La espalda ancha de Jyok-Chu era apropiada para recostar su agridulce cansancio, pero él no se quedó por mucho tiempo en esa posición. De pronto, levantándose bruscamente, empezó a ponerse los calcetines.
—¿Mañana también va a quedarse en casa con la niña? — preguntó la mujer mientras se sentaba.
—¿Cómo puedes hablar así? —preguntó hoscamente el hombre.
—¿Qué?, ¿qué he hecho mal?
—¿De verdad no lo sabes? Tener celos de esa pobre niñita… No sabía que eras así.
—¿Yo?, ¿tener celos?
—¿Entonces tu sarcasmo no tiene ninguna motivación?

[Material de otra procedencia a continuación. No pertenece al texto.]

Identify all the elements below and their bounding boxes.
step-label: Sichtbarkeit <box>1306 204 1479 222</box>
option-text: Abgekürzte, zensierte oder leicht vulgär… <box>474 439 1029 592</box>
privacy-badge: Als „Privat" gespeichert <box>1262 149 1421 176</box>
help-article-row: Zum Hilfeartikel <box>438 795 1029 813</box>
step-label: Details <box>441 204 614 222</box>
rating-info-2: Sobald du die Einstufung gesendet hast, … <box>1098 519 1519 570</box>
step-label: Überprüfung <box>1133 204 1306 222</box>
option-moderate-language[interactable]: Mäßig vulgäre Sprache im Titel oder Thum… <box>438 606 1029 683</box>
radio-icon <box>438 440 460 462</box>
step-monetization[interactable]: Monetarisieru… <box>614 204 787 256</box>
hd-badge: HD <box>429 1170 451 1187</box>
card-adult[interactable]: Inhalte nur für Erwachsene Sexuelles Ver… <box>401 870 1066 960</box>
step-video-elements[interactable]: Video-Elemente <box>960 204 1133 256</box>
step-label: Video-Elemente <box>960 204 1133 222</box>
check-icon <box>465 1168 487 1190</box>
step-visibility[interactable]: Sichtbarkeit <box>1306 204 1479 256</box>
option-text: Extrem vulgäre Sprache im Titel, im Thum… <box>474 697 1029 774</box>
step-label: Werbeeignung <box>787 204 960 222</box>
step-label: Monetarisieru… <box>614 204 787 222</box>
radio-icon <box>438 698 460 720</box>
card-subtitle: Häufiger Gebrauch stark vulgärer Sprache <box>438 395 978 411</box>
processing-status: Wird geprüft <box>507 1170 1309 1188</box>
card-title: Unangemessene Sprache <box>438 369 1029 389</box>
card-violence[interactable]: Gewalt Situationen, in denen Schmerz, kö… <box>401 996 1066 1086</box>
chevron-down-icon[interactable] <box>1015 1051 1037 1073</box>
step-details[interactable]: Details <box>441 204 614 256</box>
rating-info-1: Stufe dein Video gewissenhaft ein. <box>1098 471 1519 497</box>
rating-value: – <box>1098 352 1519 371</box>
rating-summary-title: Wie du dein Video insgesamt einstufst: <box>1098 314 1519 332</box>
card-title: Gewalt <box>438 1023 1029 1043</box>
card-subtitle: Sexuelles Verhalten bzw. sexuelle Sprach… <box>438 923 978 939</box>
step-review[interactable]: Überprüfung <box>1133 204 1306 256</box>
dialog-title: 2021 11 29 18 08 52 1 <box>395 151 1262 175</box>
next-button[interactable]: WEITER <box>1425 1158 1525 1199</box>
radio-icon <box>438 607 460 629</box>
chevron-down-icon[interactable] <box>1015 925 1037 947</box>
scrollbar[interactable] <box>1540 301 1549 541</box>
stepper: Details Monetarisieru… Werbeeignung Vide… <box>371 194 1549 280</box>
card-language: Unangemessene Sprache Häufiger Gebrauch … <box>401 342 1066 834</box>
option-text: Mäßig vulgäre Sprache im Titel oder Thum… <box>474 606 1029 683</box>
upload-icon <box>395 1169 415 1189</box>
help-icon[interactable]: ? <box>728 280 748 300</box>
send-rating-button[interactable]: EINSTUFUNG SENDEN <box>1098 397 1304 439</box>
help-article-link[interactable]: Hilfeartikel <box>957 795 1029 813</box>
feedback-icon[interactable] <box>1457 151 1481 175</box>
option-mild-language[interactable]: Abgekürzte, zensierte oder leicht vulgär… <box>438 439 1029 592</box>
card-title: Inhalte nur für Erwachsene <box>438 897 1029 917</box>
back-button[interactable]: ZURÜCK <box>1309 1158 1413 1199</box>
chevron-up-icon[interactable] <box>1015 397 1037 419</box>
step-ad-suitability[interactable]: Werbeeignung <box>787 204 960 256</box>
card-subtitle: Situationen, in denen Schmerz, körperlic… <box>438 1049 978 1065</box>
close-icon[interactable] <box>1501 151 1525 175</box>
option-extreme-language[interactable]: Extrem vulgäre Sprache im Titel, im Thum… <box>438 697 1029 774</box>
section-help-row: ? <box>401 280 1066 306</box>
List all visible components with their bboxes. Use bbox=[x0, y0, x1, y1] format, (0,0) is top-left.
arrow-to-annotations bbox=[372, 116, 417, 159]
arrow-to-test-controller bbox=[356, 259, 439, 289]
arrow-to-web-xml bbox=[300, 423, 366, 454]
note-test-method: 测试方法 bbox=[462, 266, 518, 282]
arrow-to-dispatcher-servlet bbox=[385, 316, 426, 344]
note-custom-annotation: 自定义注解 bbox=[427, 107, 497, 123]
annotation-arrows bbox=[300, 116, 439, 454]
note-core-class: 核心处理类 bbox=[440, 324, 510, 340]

—Es que yo… Sólo pregunté porque quisiera pasar el domingo con la niña.
Eran trémulas las últimas palabras de la mujer. Su cuerpo, antes tan ligero como el agua, se tensó rígido.
Al presentir que otra vez iban a separarse con algún desacuerdo de por medio —que obviamente no deseaba—, el semblante de Mun-Kyong había adquirido una expresión sumisa. ¿Cómo era posible que el hombre se precipitara a acusarla cuando ella había pasado toda la semana pensando más en la niña que en él? Brotaron sus lágrimas al suponerlo sin corazón. Al verla así, Jyok-Chu se detuvo un momento y, como para tranquilizarla, dijo:
—No hay que apresurarnos tanto.
—Por mi parte, de todo corazón, hace tiempo que vengo pensando en cómo acercarme a la niña y no creo estar apresurándome. ¿Soy culpable por pensar de este modo?
—No me presiones. Como están ahora las cosas, es demasiado complicado.
—¿Ha tenido algún disgusto?
—¿Qué habría de ocurrir para dármelo?
Jyok-Chu se alejó de la cama y, al sentarse en el sofá al lado de la ventana, sacó una cajetilla de cigarros.
—¿No me dijo que había dejado de fumar?
—Es el primero que me fumo. Hazte una idea de lo sofocado que me estoy sintiendo.
—Si es la primera vez que fuma, ¿cómo es que tiene una cajetilla?
—No me presiones, las mujeres deben aceptar algunas cosas sin pedir detalles.
La mujer aspiró fuerte para aguantar, para no pedir detalles. Mientras él fumaba a gusto, fue a la cocina y trajo un platito que le puso al lado. “Quizás el próximo sábado estaré lavándole los pies a este hombre. Aunque así sea, no hay más remedio”, se decía interiormente.